Export of Electronics from Pakistan

This policy brief, developed by the Pakistan Business Council (PBC), explores Pakistan’s long-standing but underrealized potential in the electronics sector — particularly its capacity to participate in global electronics value chains through strategic policy interventions in electronics design, power electronics manufacturing, and semiconductor enablement. The policy brief aligns with PBC’s Make-in-Pakistan advocacy agenda, particularly the “Make More / Make Better” pillar focused on improving the competitiveness of local production for both domestic consumption and exports.

Despite past capabilities and current technical talent, the electronics sector in Pakistan remains underdeveloped, fragmented, and uncompetitive. The paper argues that Pakistan must shift its focus from mainstream hardware manufacturing — where economies of scale and global dominance by players like China pose steep barriers — toward high-skill, IP-driven domains such as electronics design and embedded systems. The brief also highlights untapped opportunities in two-wheeler automotive electronics, residential power electronics, and EV-centric component design, where market alignment and existing capabilities can be leveraged with modest policy support.

The brief reviews the National Electronics Policy, the Pakistan National Semiconductor Plan (PNSP), and the Semiconductor Policy and Action Plan (SPAP), outlining how they envision state intervention in training, R&D, international collaboration, and strategic infrastructure. It also offers a comparative analysis of past global success cases — notably Taiwan and India — and recommends Pakistan adopt a tailored, design-first strategy rather than capital-intensive fabrication ventures.

Through a close examination of the automotive and consumer power electronics sectors, the brief identifies structural weaknesses — from lack of certification infrastructure and international market access to outdated production technologies and poor trade facilitation — and presents targeted, realistic solutions.

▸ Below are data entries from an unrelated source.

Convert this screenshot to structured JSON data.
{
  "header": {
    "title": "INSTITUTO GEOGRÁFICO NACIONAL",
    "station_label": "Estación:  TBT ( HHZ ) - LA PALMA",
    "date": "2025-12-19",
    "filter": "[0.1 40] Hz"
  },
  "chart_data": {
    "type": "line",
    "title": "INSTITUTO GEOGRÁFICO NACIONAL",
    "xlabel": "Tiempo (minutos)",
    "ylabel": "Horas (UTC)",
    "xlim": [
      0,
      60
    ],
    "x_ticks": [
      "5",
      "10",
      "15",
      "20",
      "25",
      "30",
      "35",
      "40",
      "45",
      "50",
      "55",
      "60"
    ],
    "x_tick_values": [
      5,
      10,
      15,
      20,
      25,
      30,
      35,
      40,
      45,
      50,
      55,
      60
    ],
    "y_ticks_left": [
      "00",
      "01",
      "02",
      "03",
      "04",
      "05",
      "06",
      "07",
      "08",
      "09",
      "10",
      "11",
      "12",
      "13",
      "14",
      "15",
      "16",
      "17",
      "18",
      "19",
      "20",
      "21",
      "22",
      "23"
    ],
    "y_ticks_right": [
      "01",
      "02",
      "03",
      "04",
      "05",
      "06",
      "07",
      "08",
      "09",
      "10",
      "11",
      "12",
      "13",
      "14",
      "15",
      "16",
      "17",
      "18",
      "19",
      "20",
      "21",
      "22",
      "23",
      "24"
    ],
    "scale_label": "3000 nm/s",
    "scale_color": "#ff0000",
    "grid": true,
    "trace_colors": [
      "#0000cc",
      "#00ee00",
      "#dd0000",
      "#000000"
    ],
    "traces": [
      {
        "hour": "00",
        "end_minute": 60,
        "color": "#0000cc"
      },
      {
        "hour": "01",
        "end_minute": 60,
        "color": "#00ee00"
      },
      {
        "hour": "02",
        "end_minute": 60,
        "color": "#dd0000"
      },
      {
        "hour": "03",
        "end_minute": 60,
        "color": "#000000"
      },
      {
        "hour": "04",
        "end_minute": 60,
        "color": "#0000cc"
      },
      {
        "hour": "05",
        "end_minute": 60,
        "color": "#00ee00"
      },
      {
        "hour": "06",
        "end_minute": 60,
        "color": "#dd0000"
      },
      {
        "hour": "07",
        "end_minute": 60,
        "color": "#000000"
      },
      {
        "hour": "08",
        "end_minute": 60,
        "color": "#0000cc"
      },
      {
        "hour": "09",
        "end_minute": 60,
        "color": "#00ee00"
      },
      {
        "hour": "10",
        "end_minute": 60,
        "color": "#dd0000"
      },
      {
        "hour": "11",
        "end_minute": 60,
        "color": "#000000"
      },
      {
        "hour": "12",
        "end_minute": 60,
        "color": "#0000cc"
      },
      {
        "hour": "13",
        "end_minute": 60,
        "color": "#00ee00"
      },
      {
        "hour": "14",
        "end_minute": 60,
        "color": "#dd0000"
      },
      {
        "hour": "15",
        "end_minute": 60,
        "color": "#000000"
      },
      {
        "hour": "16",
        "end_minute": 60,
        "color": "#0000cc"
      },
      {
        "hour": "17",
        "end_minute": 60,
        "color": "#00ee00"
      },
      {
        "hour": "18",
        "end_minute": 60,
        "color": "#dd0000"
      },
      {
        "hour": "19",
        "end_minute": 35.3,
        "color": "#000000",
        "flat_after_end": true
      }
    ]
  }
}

The brief offers six key recommendations:

  1. Develop public-private shared manufacturing facilities (“Factories-for-Hire”) to support white-label electronics production
  2. Upgrade the National Institute of Electronics into a design-focused Center of Excellence under PPP mode
  3. Establish a national semiconductor task force, with international facilitation offices to connect to global value chains
  4. Promote electronics design houses, especially in chip and PCB design, with grant-based startup support tied to fundraising success
  5. Invest in certification labs and streamline access to international compliance pathways for both electronics and automotive products
  6. Replicate the smartphone manufacturing policy approach to scale product complexity gradually across the electronics sector

The paper positions electronics not just as an industrial opportunity, but as a strategic pillar of Pakistan’s innovation economy — one that requires targeted state support in its upstream stages, but whose downstream competitiveness must ultimately be driven by the private sector.

 

The PBC is a private sector, not-for-profit business advocacy platform set up in 2005 by 14 (now 100) of Pakistan’s largest businesses. PBC’s evidence-based policy research supports reforms that enhance Pakistan’s economic potential, industrial competitiveness, and ability to generate employment and exports.